Many animal and insect species have created their own pharmacies from ingredients that commonly occur in their natural environments. One example is chimpanzees being observed consuming the bristly leaves of a bitter African plant. The medicinal plants were purging parasites from the digestive tract, resulting in rapid health improvement.1
This is known as self-medicating. These animals eat things, or rub on things, that make them ease pain, or prevent disease, or kill parasites, bacteria, and viruses, or just to aid in digestion. Even creatures with brains the size of pinheads somehow know to ingest certain plants or use them in unusual ways when they need them.
Most of us have witnessed a pet cat or dog eating grass when they have an upset stomach or a possibly a parasite. The grass helps them vomit up the problem or eliminate it with the faeces.

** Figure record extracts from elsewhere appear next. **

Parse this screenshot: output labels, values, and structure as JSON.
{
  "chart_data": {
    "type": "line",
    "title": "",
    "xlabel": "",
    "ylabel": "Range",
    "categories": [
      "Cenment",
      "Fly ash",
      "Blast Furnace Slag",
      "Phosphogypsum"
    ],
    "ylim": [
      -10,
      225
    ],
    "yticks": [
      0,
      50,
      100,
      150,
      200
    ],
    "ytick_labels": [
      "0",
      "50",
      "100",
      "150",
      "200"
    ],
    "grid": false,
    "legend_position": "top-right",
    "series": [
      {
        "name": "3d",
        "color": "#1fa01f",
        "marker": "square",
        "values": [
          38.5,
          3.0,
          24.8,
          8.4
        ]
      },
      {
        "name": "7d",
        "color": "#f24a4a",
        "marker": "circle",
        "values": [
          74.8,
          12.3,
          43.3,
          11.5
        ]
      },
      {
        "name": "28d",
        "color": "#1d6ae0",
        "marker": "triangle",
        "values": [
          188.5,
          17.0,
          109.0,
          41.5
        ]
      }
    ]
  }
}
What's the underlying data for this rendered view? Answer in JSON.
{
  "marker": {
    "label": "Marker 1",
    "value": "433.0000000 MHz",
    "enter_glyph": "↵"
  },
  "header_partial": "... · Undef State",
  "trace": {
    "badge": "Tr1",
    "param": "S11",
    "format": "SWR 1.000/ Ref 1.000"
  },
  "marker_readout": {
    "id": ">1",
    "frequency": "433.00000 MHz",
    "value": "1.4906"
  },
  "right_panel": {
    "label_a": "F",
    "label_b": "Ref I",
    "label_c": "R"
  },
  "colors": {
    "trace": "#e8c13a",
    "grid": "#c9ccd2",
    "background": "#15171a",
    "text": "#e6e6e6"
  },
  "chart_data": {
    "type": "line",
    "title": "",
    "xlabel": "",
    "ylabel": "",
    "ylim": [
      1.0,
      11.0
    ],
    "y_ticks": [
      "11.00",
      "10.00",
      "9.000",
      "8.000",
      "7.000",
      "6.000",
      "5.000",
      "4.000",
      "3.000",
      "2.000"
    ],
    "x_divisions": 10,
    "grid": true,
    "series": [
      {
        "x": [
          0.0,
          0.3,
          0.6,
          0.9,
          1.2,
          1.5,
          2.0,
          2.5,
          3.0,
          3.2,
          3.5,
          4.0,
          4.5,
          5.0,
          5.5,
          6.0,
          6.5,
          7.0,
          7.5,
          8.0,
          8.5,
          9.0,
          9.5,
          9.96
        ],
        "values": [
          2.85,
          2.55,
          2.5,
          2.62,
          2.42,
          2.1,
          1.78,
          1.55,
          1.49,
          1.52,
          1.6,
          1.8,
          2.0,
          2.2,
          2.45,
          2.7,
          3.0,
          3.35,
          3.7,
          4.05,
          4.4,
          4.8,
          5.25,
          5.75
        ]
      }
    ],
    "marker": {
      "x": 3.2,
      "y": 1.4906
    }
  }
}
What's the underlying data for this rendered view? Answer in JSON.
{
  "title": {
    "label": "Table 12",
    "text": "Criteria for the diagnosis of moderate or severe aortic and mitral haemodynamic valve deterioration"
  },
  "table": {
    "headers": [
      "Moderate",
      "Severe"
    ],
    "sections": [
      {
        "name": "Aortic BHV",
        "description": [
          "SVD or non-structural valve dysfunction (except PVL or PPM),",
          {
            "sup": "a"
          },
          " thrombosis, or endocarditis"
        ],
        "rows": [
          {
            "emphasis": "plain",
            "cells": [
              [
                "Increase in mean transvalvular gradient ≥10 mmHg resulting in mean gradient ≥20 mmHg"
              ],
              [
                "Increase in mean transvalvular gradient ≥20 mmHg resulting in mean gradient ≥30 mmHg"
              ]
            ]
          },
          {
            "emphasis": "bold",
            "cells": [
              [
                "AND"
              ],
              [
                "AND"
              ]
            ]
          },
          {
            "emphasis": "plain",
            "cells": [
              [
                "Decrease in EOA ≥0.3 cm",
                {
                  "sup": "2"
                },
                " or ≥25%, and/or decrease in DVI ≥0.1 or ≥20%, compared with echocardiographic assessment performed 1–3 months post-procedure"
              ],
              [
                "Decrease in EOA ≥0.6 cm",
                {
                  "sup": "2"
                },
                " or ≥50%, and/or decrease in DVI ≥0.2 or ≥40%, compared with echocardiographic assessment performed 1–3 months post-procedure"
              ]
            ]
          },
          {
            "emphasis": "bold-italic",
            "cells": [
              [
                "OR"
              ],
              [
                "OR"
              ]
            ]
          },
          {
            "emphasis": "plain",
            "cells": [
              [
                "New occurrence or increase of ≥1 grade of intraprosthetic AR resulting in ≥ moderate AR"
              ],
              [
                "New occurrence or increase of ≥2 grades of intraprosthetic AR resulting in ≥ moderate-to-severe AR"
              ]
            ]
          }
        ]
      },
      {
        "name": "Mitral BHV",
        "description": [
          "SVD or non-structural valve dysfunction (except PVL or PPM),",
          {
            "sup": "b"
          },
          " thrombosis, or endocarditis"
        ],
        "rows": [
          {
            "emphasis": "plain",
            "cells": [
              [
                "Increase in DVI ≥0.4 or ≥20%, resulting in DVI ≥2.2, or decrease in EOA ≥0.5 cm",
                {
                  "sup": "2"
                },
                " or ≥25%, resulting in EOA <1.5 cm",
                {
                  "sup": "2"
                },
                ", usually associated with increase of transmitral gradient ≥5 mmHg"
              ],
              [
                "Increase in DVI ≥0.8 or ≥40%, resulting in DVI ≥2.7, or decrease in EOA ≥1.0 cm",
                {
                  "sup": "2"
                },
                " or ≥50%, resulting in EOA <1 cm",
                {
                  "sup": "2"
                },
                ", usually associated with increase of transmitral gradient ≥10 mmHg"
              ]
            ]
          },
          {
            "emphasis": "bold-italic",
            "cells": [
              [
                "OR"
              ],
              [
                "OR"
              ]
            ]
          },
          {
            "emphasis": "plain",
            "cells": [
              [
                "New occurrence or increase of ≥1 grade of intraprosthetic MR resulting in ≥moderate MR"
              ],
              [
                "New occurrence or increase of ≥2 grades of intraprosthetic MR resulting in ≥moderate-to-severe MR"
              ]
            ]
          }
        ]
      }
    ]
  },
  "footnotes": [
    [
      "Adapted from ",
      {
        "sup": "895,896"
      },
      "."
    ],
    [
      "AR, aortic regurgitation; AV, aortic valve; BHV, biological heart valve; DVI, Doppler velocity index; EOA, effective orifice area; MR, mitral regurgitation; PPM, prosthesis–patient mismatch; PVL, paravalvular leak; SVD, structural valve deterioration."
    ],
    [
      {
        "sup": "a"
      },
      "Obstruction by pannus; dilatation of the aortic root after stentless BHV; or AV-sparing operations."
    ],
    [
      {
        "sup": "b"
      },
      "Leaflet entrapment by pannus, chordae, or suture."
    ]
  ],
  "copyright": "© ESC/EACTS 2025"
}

A wide range of animals self-prescribe the plants around them when they need a remedy.2
In 1996, biologist Michael Huffman established widely used criteria for judging when an animal is self-medicating. First, the plant eaten cannot be a regular part of the animal’s diet; it is used as medicine not food. Second, the plant must provide little or no nutritional value to the animal. Third, the plant must be consumed during those times of year—for example, the rainy season—when parasites are most likely to cause infections. Fourth, other animals in the group do not participate.3
The latest example of self-medication among the great apes comes from the deepest part of the Congo Basin and involves bonobos. Researchers check bonobo faeces as well as tracking the bonobos on foot and observing their behaviour. One of the plants the bonobos eat is Manniophyton fulvum, where they take a leaf or stem from the M. fulvum and rest it flat on their tongues. The animals then layer the leaves on their tongues, produce saliva, and fold the leaves back, forming a ball while avoiding their lips (contact with the skin causes itching and sores). The bonobos eventually swallowed the bolus without chewing. They ingested this plant when the weather was conducive to parasites. The researchers hypothesize that the bonobos make a package out of the plant to preserve it so it works farther down in the intestines.4
Often through learned behaviour, but it can also be innate, it is genetic. For instance, the monarch butterfly lays its eggs on milkweed, which has antiparasitic effects. Parasites that effect the butterflies bore little holes in the abdomen, causing the butterfly to lose bodily fluids. The changes in the butterfly physiology can change the way she responds to smells of the vegetation around her and she may have a genetic preference for these that would do her good.5
These tendencies are also known as “pre-adaptations.” They’re hard-wired behaviours that push animals toward the acquisition of medical knowledge — in this case, by impelling them to try the very flavours they normally shun.1
Chimps and other great apes differ, of course, from many other animals in that medical knowledge is part of their cultural inheritance. For example, young chimps closely watch what their mothers eat, learning what plants to make them better.5
The scientists researching zoopharmacognosy (animals that know medicine) are convinced that humans can learn from the animals, particularly in finding new medications. A good component of folk medicine likely came from healers watching animals self-medicate.
There is at least one documented instance of a Tanzanian healer observing a sick-looking porcupine chewing a poisonous root; after some careful experiments using small amounts, he used a preparation of the root to treat an epidemic. This could be seen as homoeopathic. The root is still used medicinally by the Tongwe.1
It is highly likely that animals have discovered remedies that we don’t know about yet.
We could almost say that self-medicating animals may be the originators of natural medicine. Regardless, this is another example of the magic and perfection of mother nature in all her glory.